# Navionics or lakemaster?



## CmackR56 (May 30, 2009)

Trying to decide what mapping chip to purchase for a Humminbird 959. Navionics Hotmaps looks really good but I also hear great things about the Lakemaster chips. Mostly fish Livingston but also do Toledo bend and Falcon. I will admit to being clueless on this subject, so any advice would be much appreciated.


----------



## CmackR56 (May 30, 2009)

Ok, I know, I know. The search feature is my friend. So after searching, I found the general preference was Navionics. That being said, which particular Navionics chip? Hotmaps premium, Hotmaps Gold or Hotmaps Platinum?


----------



## RedXCross (Aug 7, 2005)

Lakemaster all day everyday for me in my H-Bird.


----------



## big D. (Apr 10, 2010)

If you fish Livingston mostly then go with the Navionics. I like both, but I tried them side by side in my bird this year on Livingston and the Navionics won. Lakemaster does not offer Livingston in HD, so you lose the detail that Navionics offers for Livingston. Do you have or plan to get the I-link for an I-pilot Trolling motor? If so, then you might want the Lakemaster.


----------



## RedXCross (Aug 7, 2005)

That makes sense , Because I mainly Fish Toledo Bend and I can tell you without a doubt Lake master , Livingston , I have no Idea.



RedXCross said:


> Lakemaster all day everyday for me in my H-Bird.


----------



## CoreyStanley (Dec 2, 2014)

Check out the Navionics web app and compare the data for yourself. It will show you all of the available data for your lakes, just select which card to the left, if you select the Platinum or the Nav+ chips, be sure to toggle the button in the bottom left corner. This will turn the Sonar Charts layer on, which is the user recordings that have been gathered to improve the mapping.

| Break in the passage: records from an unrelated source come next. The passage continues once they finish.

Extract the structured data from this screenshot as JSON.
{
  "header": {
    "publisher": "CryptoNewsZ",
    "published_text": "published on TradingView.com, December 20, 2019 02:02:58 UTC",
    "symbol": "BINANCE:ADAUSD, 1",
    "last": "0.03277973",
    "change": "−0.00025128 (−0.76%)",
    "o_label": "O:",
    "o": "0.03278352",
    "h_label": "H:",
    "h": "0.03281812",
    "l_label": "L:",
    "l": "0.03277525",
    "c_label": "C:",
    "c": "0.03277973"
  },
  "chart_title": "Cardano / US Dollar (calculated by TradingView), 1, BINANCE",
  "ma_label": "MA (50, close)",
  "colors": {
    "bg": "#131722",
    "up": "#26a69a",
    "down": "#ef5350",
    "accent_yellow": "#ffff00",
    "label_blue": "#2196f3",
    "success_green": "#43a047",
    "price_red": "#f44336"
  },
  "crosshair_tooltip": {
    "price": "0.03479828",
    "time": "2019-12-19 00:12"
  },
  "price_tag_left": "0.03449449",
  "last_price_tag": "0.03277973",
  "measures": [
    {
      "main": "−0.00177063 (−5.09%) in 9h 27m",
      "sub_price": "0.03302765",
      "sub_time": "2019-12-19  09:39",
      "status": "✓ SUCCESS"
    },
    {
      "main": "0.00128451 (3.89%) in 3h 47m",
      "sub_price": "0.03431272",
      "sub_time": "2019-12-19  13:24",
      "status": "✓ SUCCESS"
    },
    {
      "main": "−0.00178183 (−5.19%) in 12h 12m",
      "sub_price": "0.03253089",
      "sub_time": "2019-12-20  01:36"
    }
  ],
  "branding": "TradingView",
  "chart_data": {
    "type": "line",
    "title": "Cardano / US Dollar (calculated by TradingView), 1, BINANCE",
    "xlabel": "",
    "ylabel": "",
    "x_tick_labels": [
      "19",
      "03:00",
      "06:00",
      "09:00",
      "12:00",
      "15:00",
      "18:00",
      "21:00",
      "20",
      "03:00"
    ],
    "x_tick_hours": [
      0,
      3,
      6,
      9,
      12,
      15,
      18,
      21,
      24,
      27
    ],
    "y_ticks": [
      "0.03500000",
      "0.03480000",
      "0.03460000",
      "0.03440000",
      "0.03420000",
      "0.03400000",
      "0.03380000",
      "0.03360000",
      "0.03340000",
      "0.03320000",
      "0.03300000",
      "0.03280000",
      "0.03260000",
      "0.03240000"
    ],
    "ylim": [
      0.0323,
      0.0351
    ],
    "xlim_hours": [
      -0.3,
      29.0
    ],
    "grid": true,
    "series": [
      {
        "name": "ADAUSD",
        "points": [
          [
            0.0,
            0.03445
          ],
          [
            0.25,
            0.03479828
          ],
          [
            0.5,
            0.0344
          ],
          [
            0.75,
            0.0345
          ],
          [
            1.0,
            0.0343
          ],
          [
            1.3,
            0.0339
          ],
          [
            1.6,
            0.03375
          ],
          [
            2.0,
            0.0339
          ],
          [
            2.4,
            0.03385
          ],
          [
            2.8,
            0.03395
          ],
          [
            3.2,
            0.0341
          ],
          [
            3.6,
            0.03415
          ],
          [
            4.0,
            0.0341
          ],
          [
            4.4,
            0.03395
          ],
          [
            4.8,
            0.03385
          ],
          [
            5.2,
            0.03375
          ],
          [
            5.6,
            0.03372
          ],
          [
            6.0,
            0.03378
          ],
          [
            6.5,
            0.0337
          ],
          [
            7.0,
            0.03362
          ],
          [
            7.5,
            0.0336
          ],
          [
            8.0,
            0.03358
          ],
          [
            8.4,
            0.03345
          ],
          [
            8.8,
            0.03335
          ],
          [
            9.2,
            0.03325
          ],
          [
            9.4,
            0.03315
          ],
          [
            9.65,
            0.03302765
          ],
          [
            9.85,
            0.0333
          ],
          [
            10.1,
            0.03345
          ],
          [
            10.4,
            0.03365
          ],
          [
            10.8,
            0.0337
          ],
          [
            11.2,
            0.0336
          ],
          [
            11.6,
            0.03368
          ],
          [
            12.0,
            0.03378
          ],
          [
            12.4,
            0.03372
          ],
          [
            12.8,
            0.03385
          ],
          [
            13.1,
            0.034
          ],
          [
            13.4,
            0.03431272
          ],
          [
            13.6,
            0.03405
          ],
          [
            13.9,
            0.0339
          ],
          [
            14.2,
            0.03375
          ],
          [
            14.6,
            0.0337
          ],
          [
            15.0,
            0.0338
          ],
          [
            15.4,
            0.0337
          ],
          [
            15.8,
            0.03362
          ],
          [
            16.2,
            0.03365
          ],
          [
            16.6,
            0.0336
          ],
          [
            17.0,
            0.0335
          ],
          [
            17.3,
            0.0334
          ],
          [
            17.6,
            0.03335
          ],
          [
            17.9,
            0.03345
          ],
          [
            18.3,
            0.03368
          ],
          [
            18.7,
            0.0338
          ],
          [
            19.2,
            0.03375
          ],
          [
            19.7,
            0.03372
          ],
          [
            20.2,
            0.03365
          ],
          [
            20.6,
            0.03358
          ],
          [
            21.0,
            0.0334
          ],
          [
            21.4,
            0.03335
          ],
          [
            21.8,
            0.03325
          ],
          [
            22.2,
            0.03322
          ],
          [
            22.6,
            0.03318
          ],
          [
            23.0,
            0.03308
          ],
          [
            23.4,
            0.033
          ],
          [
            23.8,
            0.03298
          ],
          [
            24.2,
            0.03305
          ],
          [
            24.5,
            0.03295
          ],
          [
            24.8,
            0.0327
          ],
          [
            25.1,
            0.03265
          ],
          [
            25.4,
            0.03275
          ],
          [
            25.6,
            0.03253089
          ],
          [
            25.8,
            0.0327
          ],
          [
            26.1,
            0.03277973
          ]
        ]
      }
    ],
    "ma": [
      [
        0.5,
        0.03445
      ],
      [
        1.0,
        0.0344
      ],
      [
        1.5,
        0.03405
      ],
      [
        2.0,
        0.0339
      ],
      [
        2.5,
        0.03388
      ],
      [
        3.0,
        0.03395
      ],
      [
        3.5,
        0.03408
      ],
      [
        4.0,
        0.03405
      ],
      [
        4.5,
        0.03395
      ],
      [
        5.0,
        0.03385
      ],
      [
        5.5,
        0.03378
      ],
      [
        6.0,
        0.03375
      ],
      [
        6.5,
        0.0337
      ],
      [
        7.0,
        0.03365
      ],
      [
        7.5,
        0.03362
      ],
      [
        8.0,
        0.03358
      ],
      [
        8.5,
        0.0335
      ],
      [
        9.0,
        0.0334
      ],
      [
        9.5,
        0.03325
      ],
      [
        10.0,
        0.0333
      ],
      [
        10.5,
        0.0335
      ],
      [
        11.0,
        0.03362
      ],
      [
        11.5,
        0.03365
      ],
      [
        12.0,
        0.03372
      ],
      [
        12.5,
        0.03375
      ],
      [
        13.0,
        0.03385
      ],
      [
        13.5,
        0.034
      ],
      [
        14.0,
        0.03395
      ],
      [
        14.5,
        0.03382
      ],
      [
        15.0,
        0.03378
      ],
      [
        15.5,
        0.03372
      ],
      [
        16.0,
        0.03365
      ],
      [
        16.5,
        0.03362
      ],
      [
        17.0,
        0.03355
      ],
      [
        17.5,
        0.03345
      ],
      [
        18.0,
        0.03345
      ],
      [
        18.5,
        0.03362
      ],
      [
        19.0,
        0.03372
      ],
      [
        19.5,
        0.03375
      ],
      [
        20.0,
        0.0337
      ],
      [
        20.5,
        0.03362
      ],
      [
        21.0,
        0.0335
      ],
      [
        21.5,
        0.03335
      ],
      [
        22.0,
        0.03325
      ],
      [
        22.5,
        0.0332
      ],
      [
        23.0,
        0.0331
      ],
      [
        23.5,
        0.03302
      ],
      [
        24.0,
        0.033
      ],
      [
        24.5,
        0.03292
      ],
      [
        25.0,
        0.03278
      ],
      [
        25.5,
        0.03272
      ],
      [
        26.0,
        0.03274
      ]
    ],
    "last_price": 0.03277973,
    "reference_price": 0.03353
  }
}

http://webapp.navionics.com/?lang=en

There are quiet a few areas, esp on Toledo Bend that the Sonar Charts layer makes a huge difference. Check out the Sandy Creek Flats area and the mouth of Six Mile for a couple of examples.


----------



## CmackR56 (May 30, 2009)

Thanks everyone, the Navionics webapp is sweet. I wish Lakemaster had something comparable. Lakemaster doesn't have Livingston in high definition, but Tbend is my secondary lake and Lakemaster does cover that in HD. Still trying to figure out which Navionics would be suitable. Kinda leaning towards Hotmaps Platinum.


----------



## CoreyStanley (Dec 2, 2014)

You def want the Platinum or the Nav+, those are the 2 cards that provide the Sonar Charts layer, which is the info gained when you toggle the button on the bottom left on the app.


----------